I am the kind of person who is not going anywhere. I am too much. I am not enough. I am the difficult one. I am the responsible one. I am the one who handles it. I am the one nobody listens to. I am the one who will end up alone.
Write the prior down, in its plainest form. Then ask, with the calm of a statistician examining a model, the following two questions. Who installed this prior? What evidence have I, in the years since, accumulated against it?

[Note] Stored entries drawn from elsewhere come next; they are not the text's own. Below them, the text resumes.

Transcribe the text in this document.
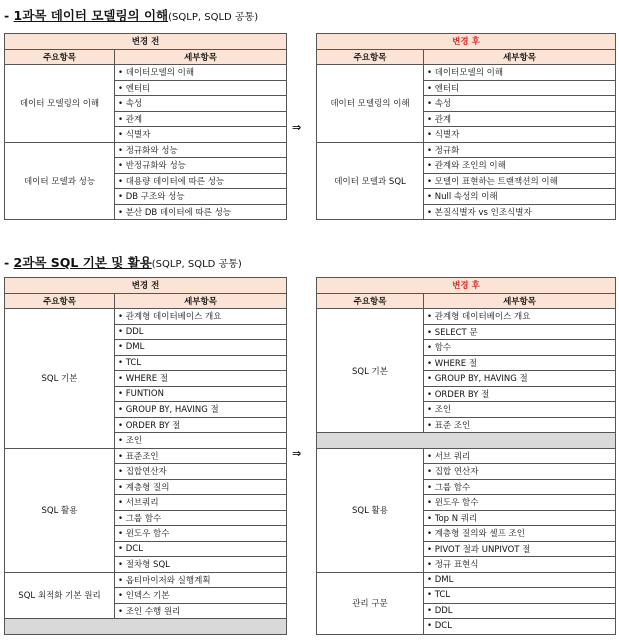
- 1과목 데이터 모델링의 이해(SQLP, SQLD 공통)
변경 전	
주요항목	세부항목
데이터 모델링의 이해	• 데이터모델의 이해
	• 엔터티
	• 속성
	• 관계
	• 식별자
데이터 모델과 성능	• 정규화와 성능
	• 반정규화와 성능
	• 대용량 데이터에 따른 성능
	• DB 구조와 성능
	• 분산 DB 데이터에 따른 성능
⇒
변경 후	
주요항목	세부항목
데이터 모델링의 이해	• 데이터모델의 이해
	• 엔터티
	• 속성
	• 관계
	• 식별자
데이터 모델과 SQL	• 정규화
	• 관계와 조인의 이해
	• 모델이 표현하는 트랜잭션의 이해
	• Null 속성의 이해
	• 본질식별자 vs 인조식별자
- 2과목 SQL 기본 및 활용(SQLP, SQLD 공통)
변경 전	
주요항목	세부항목
SQL 기본	• 관계형 데이터베이스 개요
	• DDL
	• DML
	• TCL
	• WHERE 절
	• FUNTION
	• GROUP BY, HAVING 절
	• ORDER BY 절
	• 조인
SQL 활용	• 표준조인
	• 집합연산자
	• 계층형 질의
	• 서브쿼리
	• 그룹 함수
	• 윈도우 함수
	• DCL
	• 절차형 SQL
SQL 최적화 기본 원리	• 옵티마이저와 실행계획
	• 인덱스 기본
	• 조인 수행 원리

⇒
변경 후	
주요항목	세부항목
SQL 기본	• 관계형 데이터베이스 개요
	• SELECT 문
	• 함수
	• WHERE 절
	• GROUP BY, HAVING 절
	• ORDER BY 절
	• 조인
	• 표준 조인

SQL 활용	• 서브 쿼리
	• 집합 연산자
	• 그룹 함수
	• 윈도우 함수
	• Top N 쿼리
	• 계층형 질의와 셀프 조인
	• PIVOT 절과 UNPIVOT 절
	• 정규 표현식
관리 구문	• DML
	• TCL
	• DDL
	• DCL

You do not have to resolve anything tonight. You only have to notice that the prior was installed by someone, that it was installed at very high confidence at a time when you had no power to question it, and that the evidence you have generated against it since is, in the dispassionate language of the theorem, real. The theorem is doing its work. The collapse is mathematically guaranteed, if the evidence is real and you continue to produce it. The collapse is just, on most days, invisible.
Chapter 9 takes the next step, which is to ask why your worst days are not, in any statistical sense, prophecies. The chapter is about regression to the mean, which is the most underrated piece of mathematics any anxious mind can learn, and which is also the chapter where I finally explain, with a graph, why the small forty-eight hour windows of catastrophe you have been treating as previews of your real life are, in fact, fluctuations in a noisy distribution that is, on the whole, much kinder than the windows suggest.
For now, the page closes here. The theorem is patient. The prior is real. The evidence you have been generating is also real. The collapse is, somewhere in the unseen part of you, already underway.